The Free University is Changing as You Listen to This: An Audio Play for Six Voices and Three Speakers made by Jakob Jakobsen in relation to the Free University of New York. Jakobsen recorded three speakers who voiced the testimonies of six individuals in different phases of their engagement with the Free University of New York. What brought them to look for alternative circles of learning, their impression of the class and teachers, and their thoughts around leadership, revolution, mainstream, and institutionalism consist of the more informative part of what one can learn about the university, while the complementary aspect is the spirit of the place, imparted successfully by the sensitive dubbing. The piece delivers a polyphonic view of a place that, to my impression, was envisioned to faithfully sustain complexity, diversity, solidarity, and conflict. The enthusiast speakers portray a place where imperfection and spontaneous actions reside. I listen to them for a while, gradually feeling like I can identify with their energy, like I can personally relate to their experience of curiosity, belongingness, and draw to this communal dynamic of exploration. Wait, of course I can(!). It was this mere second of “how have I never thought about it in the context of what I am labouring for every day?!” For six years of my childhood, I have actively participated and guided in a youth movement. Hanoar Haoved VeHalomed (the working and studying youth, in direct translation from Hebrew) was a socialist voluntary afterschool programme that took place twice a week, where we would learn, create, and discuss a wide array of themes, from present political issues until our own interpersonal dynamic and concerns.
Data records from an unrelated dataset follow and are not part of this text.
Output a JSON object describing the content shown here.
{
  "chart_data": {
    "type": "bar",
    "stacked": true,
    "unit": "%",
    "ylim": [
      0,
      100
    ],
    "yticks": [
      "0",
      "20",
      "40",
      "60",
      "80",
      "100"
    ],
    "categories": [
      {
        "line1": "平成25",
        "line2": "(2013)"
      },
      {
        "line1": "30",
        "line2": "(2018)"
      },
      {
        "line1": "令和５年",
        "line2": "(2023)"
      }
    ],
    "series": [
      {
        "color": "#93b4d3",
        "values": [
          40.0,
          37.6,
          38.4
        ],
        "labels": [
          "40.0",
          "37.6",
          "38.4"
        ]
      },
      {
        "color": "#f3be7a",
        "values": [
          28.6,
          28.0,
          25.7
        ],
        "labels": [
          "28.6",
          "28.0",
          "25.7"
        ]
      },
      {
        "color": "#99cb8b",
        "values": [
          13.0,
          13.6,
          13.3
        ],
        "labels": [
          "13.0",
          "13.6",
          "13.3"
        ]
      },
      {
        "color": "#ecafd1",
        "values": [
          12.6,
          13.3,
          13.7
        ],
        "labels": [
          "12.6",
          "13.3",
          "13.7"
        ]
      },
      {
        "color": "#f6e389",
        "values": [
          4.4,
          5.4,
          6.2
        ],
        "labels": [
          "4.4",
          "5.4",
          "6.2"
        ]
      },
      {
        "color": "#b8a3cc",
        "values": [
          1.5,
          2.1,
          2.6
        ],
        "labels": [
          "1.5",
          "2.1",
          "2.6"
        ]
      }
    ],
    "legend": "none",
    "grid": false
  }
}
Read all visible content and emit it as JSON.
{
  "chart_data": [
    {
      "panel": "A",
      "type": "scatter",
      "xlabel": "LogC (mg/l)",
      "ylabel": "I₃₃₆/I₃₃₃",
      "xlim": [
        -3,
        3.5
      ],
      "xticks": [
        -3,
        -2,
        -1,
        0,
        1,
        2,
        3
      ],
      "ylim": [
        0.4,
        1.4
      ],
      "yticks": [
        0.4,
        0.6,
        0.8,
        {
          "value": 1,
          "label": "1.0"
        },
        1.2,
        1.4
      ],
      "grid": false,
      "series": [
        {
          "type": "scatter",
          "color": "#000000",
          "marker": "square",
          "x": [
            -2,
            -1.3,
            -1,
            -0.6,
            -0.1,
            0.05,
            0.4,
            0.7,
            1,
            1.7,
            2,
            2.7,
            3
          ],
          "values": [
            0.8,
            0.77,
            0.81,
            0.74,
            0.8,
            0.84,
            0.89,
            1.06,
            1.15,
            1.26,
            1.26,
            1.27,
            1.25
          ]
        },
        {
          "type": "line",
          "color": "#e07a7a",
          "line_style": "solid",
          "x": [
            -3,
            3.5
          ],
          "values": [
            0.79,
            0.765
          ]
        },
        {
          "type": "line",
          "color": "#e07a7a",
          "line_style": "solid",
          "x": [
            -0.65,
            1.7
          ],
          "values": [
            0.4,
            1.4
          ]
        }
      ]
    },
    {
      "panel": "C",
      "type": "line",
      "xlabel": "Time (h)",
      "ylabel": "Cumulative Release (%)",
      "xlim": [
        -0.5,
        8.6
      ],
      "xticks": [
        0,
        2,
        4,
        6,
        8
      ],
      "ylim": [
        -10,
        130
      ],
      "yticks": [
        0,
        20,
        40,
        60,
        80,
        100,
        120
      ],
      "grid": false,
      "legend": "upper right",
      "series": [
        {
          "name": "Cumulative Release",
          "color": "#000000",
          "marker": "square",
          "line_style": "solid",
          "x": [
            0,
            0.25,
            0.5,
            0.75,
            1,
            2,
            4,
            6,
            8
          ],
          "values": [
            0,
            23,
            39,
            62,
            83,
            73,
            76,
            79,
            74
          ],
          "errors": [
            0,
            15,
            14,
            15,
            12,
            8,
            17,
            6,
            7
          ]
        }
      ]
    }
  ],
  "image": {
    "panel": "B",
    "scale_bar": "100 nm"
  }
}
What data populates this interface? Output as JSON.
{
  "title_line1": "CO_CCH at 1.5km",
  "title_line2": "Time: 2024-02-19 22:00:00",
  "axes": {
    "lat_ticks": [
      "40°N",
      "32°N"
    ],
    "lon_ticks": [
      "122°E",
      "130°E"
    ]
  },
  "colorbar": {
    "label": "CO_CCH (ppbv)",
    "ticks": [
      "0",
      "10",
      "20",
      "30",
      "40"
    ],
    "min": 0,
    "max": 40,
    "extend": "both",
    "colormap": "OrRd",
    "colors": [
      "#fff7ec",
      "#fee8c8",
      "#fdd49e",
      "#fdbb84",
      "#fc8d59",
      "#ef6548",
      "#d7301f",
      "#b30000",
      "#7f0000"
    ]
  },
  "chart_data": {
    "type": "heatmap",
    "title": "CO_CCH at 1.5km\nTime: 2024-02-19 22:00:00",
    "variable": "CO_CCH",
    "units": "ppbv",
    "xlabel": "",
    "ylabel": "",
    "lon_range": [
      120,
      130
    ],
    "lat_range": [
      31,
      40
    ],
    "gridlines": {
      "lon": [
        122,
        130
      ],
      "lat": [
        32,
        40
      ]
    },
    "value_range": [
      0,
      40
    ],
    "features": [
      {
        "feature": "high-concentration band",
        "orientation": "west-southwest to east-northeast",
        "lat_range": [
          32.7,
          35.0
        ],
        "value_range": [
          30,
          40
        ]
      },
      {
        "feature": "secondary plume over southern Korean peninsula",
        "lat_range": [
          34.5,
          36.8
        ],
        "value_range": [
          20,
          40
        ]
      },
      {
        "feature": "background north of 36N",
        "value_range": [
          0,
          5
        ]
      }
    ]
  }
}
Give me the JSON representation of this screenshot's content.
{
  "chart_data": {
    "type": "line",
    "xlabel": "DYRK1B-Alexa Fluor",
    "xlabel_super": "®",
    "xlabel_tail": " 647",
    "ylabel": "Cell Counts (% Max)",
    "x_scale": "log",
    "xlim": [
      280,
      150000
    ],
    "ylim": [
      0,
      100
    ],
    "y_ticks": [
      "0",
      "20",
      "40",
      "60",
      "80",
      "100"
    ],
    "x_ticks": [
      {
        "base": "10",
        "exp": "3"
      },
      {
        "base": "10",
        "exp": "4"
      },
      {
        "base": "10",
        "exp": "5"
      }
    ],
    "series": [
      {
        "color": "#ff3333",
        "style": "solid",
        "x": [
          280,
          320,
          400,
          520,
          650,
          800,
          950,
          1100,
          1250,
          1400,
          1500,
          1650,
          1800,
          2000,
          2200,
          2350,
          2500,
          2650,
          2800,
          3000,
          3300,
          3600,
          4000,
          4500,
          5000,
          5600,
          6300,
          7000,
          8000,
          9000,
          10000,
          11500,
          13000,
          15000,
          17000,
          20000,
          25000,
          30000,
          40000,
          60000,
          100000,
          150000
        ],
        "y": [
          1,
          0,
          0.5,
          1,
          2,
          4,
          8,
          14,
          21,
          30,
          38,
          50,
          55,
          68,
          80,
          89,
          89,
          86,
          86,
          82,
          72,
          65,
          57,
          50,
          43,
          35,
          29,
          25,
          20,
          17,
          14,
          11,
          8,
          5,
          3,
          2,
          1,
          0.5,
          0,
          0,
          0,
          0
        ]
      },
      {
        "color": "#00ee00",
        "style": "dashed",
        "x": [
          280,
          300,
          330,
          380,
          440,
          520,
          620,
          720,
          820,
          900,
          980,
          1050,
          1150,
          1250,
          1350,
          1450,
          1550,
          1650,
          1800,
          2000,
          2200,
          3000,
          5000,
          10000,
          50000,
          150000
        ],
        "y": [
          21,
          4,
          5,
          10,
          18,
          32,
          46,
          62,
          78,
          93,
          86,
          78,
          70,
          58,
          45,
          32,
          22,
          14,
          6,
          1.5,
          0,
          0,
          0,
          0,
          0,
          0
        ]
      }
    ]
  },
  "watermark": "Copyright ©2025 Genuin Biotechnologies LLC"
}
It worked in a format of groups that were guided by one or two guides that were older than us in a few years. The group that I was a member of consisted of about fifteen members and was assembled when we were in 5th grade. We have started our path as kids and matured together through the voluntary work, the seminars, the camps and trips; we pursued utmost solidarity and care for each other. It was always my conviction that my upbringing concerned much with the youth movement that took a huge part in the consolidation of my moral and ethical ground. Today I realise the movement from a more informed angle; it was a social experiment, distinctively different in form and matter than ordinary school. Formally, it was an alternative, emotionally it was my home and family.
Go and watch the Ignorant Art School. Curious what you will discover…
Sit-in #2 To be Potential, open to view until 19th February 2022, at the Cooper Gallery, University of Dundee.